このところ、20周年の記念行事に関連した歴史セミナーが増えて、毎週のように次々と人物が取りあげられデスカッションも熱気を帯びてきている。「岩倉使節団の群像」シリーズと「日本近代の群像」シリーズがダブルで同時進行しているからである。
すでに、横井小楠、井上毅を皮切りに大久保利通、原敬にいたるまで、18人の発表があり、明治から大正にかけての歴史が人物像を通じて生き生きと蘇ってくる感じである。そして、それを聴いていて痛感することは、「あの人がもう10年も生きていてくれたら」という思いであり、「もう一つの日本があったのではないか」という思いにつながってくる。
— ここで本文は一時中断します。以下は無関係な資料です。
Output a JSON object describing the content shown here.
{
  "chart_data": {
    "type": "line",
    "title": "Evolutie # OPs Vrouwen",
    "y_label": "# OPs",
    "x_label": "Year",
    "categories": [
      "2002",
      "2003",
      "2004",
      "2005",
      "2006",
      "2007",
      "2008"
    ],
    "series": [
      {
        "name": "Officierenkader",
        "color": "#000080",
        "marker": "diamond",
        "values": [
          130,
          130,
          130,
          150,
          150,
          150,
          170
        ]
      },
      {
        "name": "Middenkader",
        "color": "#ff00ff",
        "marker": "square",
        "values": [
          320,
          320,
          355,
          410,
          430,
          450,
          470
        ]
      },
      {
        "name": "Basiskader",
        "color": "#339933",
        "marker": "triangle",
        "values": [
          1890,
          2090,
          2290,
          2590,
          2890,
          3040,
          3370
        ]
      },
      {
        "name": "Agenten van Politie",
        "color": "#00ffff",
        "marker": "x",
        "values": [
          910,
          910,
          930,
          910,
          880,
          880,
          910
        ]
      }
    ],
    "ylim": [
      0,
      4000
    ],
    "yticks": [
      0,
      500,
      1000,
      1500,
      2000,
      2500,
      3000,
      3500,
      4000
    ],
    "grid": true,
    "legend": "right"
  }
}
「歴史にイフは禁物」は定説だが、私は敢えて「イフの歴史」を想定することも極めて重要であり、歴史から教訓を引き出す上で有意義であると思う。
現在、これらセミナーはまだ途上にあり、これから続々と重要人物が俎上にあがるのだが、現時点でもすでに大いに学ぶことがあり、わが日本近代史の重要な分岐点でテロという不条理な事件が歴史を変えてしまったことにやりきれない思いを抱かざるを得ない。
中でも特筆すべきは大久保利通、伊藤博文、原敬の三人である。申すまでもなく大久保は幕府を倒し維新政府を創り上げ「米欧回覧」の成果を基に、近代日本の路線をしっかりと固めた大宰相だった。伊藤は大久保の遺志を継いで近代的な「憲法」をつくり「議会政治」への道をつけた「明治国家の形成者」だった。そして原敬はその遺志を継いで「国際協調」と「議会政治」の実現に邁進努力した平民宰相だった。真の政治家の要件を考えるとき、この3人の履歴、思想、事跡を学ぶことは極めて有益である。とくに人間形成期に不遇・辛酸な体験をしており、その艱難辛苦のなかで鍛え上げられていることの重要性を思う。
会員有志の発表は来春三月まで続く。扱う人物は政治家だけではなく実業家、思想家、文学者など広範囲に及ぶ。興味ある会員はぜひ参加してほしい。